In the same way, Radiohead are synonymous not with Jonny Greenwood's angular noodling – but with Thom Yorke looking massively miserable as he lets his falsetto soar. And while REM’s lasting contribution to human civilisation is probably Peter Buck’s mandolin riff at the start of Losing My Religion, the image that is burnished in our minds is of Michael Stipe gurning in hugely angsty fashion in the accompanying video. REM were able to stagger on for a few years after the departure of drummer, Bill Berry. But losing Stipe would have been a swift reckoning for the four piece.
That’s because Stipe’s duties went beyond merely singing. As with Morrissey and other great frontmen and women, the job, above all, was to be an embodiment of the band. The music, rightly or wrongly, was seen as an extension of their personality. Its angst was their angst, its euphoria theirs.
And yet somewhere on the way to the present day, the focus on the front person faded drastically. Rowsell has been largely absent from many of Wolf Alice’s recent interviews. Nobody is all that bothered. The rest of the line-up can speak to Wolf Alice’s hopes and fears just as meaningfully. When Black Country, New Road were promoting their new LP, Wood was, similarly absent.
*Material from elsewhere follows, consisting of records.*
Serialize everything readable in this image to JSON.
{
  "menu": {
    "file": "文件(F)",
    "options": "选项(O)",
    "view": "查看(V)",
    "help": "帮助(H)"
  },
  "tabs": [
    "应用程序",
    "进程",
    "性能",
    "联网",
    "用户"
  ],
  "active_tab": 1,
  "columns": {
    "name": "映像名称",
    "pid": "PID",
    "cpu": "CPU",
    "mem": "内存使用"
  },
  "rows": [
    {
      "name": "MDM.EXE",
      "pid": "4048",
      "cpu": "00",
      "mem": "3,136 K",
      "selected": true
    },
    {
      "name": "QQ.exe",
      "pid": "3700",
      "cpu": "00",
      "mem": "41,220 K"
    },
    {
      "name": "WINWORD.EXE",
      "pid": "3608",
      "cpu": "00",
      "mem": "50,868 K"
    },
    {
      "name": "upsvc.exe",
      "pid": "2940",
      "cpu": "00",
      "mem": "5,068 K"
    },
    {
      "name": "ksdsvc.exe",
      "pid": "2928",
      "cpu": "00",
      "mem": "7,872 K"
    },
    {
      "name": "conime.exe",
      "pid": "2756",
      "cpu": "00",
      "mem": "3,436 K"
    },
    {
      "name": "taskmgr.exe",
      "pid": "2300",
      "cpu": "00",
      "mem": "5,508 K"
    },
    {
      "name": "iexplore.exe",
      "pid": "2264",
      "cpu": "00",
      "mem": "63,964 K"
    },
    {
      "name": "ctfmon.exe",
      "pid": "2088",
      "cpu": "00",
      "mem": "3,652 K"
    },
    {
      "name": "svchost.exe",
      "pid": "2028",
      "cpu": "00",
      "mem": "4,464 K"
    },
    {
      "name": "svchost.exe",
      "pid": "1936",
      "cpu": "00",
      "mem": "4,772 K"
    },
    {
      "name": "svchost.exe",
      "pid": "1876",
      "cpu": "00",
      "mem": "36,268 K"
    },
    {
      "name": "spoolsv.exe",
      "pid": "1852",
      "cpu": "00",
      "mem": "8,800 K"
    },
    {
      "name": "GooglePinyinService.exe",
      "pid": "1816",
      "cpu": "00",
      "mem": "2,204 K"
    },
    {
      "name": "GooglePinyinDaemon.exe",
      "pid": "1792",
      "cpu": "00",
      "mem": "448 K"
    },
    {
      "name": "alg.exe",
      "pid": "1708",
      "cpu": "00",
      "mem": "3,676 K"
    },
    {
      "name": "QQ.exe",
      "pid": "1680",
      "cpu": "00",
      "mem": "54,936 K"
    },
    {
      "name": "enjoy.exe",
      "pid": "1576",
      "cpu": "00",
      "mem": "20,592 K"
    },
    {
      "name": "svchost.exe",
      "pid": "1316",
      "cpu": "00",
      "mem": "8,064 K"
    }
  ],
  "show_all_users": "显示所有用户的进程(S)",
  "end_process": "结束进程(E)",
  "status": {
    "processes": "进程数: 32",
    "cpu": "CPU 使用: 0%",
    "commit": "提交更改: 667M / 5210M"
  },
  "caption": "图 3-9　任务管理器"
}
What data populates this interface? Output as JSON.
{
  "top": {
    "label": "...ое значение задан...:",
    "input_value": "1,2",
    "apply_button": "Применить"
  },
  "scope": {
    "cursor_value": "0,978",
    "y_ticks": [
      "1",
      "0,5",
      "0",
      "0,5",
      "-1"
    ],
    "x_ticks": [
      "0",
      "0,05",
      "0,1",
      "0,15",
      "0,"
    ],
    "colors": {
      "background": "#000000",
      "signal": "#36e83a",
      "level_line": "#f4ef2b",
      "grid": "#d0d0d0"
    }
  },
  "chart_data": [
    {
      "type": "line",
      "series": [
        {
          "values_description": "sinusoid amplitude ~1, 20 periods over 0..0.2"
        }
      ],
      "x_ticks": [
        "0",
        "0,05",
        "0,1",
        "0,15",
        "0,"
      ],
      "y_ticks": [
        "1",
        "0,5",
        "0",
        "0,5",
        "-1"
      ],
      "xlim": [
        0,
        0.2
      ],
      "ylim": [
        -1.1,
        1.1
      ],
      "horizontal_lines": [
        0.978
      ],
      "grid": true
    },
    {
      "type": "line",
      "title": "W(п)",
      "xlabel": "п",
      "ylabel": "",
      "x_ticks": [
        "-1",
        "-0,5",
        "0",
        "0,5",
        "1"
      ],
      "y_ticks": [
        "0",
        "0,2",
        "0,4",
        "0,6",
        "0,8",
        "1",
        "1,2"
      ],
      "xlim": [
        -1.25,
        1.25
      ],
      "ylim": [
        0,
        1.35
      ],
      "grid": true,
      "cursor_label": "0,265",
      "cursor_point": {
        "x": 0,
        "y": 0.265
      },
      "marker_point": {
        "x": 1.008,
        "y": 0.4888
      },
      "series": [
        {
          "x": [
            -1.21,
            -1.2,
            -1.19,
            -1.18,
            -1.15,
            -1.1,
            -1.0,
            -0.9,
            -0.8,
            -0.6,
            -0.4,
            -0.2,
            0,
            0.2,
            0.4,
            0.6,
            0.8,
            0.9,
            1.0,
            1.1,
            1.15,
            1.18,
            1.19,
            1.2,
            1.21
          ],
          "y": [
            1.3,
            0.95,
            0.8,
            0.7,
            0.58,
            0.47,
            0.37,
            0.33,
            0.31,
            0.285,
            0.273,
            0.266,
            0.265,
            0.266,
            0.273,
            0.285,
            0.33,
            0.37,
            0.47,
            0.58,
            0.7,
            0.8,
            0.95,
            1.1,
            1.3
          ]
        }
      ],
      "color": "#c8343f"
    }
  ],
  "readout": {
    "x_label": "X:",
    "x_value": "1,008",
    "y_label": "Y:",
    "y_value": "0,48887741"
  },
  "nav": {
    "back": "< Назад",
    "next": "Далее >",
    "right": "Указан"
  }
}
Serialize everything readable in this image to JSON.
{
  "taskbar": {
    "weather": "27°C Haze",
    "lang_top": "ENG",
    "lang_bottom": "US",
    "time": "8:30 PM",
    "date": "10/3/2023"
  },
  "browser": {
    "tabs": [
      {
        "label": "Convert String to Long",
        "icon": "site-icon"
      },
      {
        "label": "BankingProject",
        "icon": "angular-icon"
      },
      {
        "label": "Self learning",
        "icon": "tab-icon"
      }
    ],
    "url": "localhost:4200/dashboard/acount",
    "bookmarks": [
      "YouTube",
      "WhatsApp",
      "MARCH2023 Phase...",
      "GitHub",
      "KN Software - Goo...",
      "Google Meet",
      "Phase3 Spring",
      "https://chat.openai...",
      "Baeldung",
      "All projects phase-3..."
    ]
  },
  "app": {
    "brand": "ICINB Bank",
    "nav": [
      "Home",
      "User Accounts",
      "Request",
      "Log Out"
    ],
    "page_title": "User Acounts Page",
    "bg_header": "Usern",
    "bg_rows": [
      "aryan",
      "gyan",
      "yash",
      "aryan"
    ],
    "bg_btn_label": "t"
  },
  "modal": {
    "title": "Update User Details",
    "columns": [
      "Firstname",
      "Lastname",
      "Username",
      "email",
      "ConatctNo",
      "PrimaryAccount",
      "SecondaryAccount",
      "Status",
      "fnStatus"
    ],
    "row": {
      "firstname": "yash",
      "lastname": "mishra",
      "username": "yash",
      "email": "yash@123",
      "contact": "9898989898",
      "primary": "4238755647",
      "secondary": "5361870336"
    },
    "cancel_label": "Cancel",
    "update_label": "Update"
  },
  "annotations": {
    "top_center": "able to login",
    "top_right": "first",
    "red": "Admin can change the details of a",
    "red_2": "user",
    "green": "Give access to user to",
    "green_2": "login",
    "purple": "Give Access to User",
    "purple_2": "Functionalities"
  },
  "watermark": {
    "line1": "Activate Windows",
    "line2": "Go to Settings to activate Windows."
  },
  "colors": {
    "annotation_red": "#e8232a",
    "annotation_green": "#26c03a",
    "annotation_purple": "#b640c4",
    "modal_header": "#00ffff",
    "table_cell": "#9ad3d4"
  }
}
There was no sense that only he could advocate on behalf of the music.
The ailing status of the “iconic” front person is underscored by the American indie group Big Thief, who today release their fifth album Dragon New Warm Mountain I Believe In You. Big Thief are a quartet but their songs are typically written by singer Adrianne Lenker. Nonetheless, they have gone out of the way to stress they are an ensemble and that no one individual has prominence.
“It was something we figured out early on. The “bandness” is a big part of it,” drummer James Krivchenia said recently. “Even if we fail it will be like us failing together.”
At the Brits Ellie Rowsell appeared to enjoy her moment in the quasi-public eye as she beamed alongside Ellis. Still, it was apparent the last thing she wanted was for the spotlight to fall on her. Shortly afterwards, there was a reminder of the way things used to be when former Oasis frontman Liam Gallagher took to the Brits stage to bash out Oasis-esque new single, Everything’s Electric.
Wearing a funny hat with prominent ear-flaps and an oversized coat, he seemed to have beamed in straight from the 1996 Brits at which Oasis swept the board. A big ego strutting back and forth, Gallagher looked and sounded like the ghost of pop music past. The future, meanwhile, clearly lay with Wolf Alice and their peers – bands that have a lot to get off their chest but who don’t necessarily feel the need to turn their lead singers into icons in order to do so.